As can be seen from Tables 3, 4, 5 and 6, suitable examples of the present invention show various excellent properties in that a tensile strength of not less than 400 N / mm in any case when the plating and box annealing or the continuous annealing is carried out or not ² can be obtained. Properties that difficultly cause softening when reheated have a low yield ratio of not more than 70%, a high modulus of elasticity and a crystallization grain size after heat treatment of not less than 7. Furthermore, each of the cold-rolled sheets has a high average r-value and a low Δr-value, which is an index for the flat anisotropy. A complete non-aging property is guaranteed at not more than 100 N / mm ² for the aging index AI and the like.

Even with low carbon steel sheets, where the C content is higher than low-carbon steels according to the invention full Binding of C, S, N and the like in the mixed crystal is a high strength Steel sheet with low flat anisotropy, a low yield ratio and complete Non-aging can be obtained in which softening by heating up high temperatures is difficult. For cold rolled sheets can be a high strength precipitation hardened steel sheet with a higher r value can be obtained.

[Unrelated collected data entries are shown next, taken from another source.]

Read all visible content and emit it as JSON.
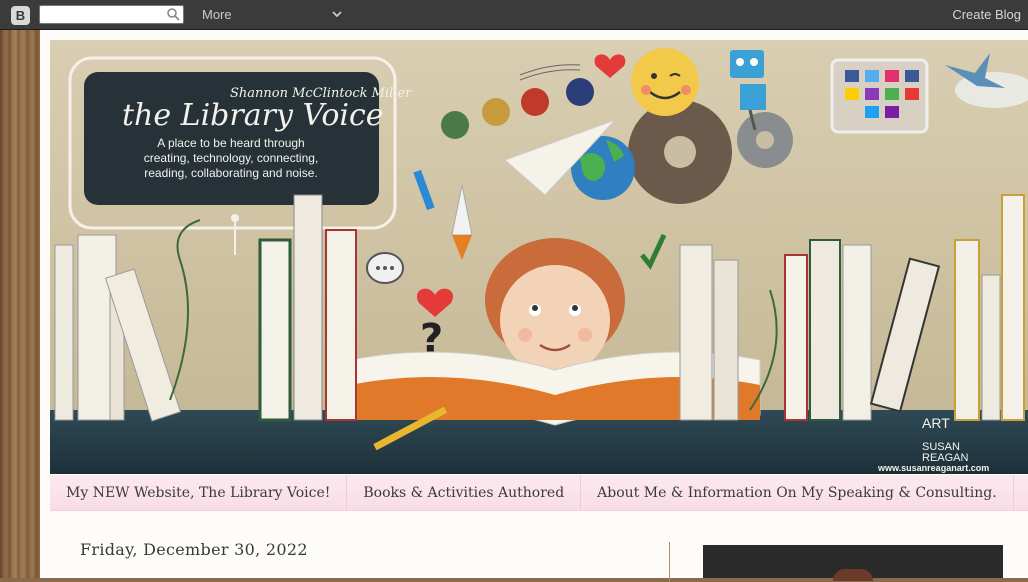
{
  "navbar": {
    "logo_letter": "B",
    "search_placeholder": "",
    "more_label": "More",
    "create_blog_label": "Create Blog"
  },
  "header": {
    "author_name": "Shannon McClintock Miller",
    "blog_title": "the Library Voice",
    "tagline_lines": [
      "A place to be heard through",
      "creating, technology, connecting,",
      "reading, collaborating and noise."
    ],
    "art_credit": [
      "ART",
      "SUSAN",
      "REAGAN"
    ],
    "art_url": "www.susanreaganart.com"
  },
  "tabs": [
    {
      "label": "My NEW Website, The Library Voice!"
    },
    {
      "label": "Books & Activities Authored"
    },
    {
      "label": "About Me & Information On My Speaking & Consulting."
    }
  ],
  "post": {
    "date": "Friday, December 30, 2022"
  },
  "colors": {
    "navbar_bg": "#3b3b3b",
    "tab_bg": "#fde9ef",
    "page_bg": "#fdfcf8"
  }
}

Therefore, the present invention is useful to expand the use of precipitation hardened steel sheets.

Claims (6)

High-strength steel sheet for forming by pressing, containing C: 0.021% by weight to less than 0.1% by weight, Si: from 0.1% by weight to 1.2% by weight, Mn: not more than 3.0% by weight, Ti: relationship effective * Ti (% by weight) / C (% by weight) from 4 to 12, being the equation effective * Ti (% by weight) = Ti (% by weight) - 1.5 S. (Wt%) - 3.43 N (% by weight) applies, B: from 0.0005% to 0.005% by weight, al: not more than 0.1% by weight, P: not more than 0.1% by weight, S: not more than 0.02% by weight, N: not more than 0.005% by weight, and one or more of the following Cr: from 0.05% by weight up to 1.5% by weight, Ni: from 0.6% by weight to 2.0% by weight, Mo: from 0.05% to 1.0% by weight, Cu: from 0.3% by weight to 1.5 Wt .-%, and balance iron and unavoidable impurities. The high strength steel sheet of claim 1, further comprising one or more of the following at the expense of the balance iron: V: from 0.02% to 0.2% by weight, Nb: from 0.02% to 0.2% by weight and Zr: from 0.02% by weight to 0 , 2 wt%, by replacing part of the iron of the rest. Process for the production of a high-strength steel sheet for forming by pressing, comprising steps for Produce containing a steel slab C: 0.021 wt% to less than 0.1% by weight, Si: from 0.1% by weight to 1.2% by weight, Mn: not more than 3.0% by weight, Ti: Effective * Ti (% by weight) / C ratio (% By weight) from 4 to 12, being the equation effective * Ti (Wt%) = Ti (wt%) - 1.5 S (wt%) - 3.43 N (% by weight) applies, B: from 0.0005% to 0.005% by weight, al: not more than 0.1% by weight, P: not more than 0.1% by weight, S: not more than 0.02% by weight, N: not more than 0.005% by weight, and one or more of the following Cr: from 0.05% by weight up to 1.5% by weight, Ni: from 0.6% by weight to 2.0% by weight, Mo: from 0.05% to 1.0% by weight, Cu: from 0.3% by weight to 1.5 Wt .-%, further comprising heating the steel slab in one Temperature range from 1100 ° C up to 1280 ° C and hot rolling the steel slab to produce a hot rolled one Sheet. A method according to claim 3, wherein the hot rolling of Electroplating or hot dipping is followed. The method of claim 3, further comprising the steps - cold rolling of the hot rolled sheet and - subsequent glow of the cold rolled sheet at a temperature that is not below the recrystallization temperature. The method of claim 5, wherein the annealing of Electroplating or hot dipping is followed.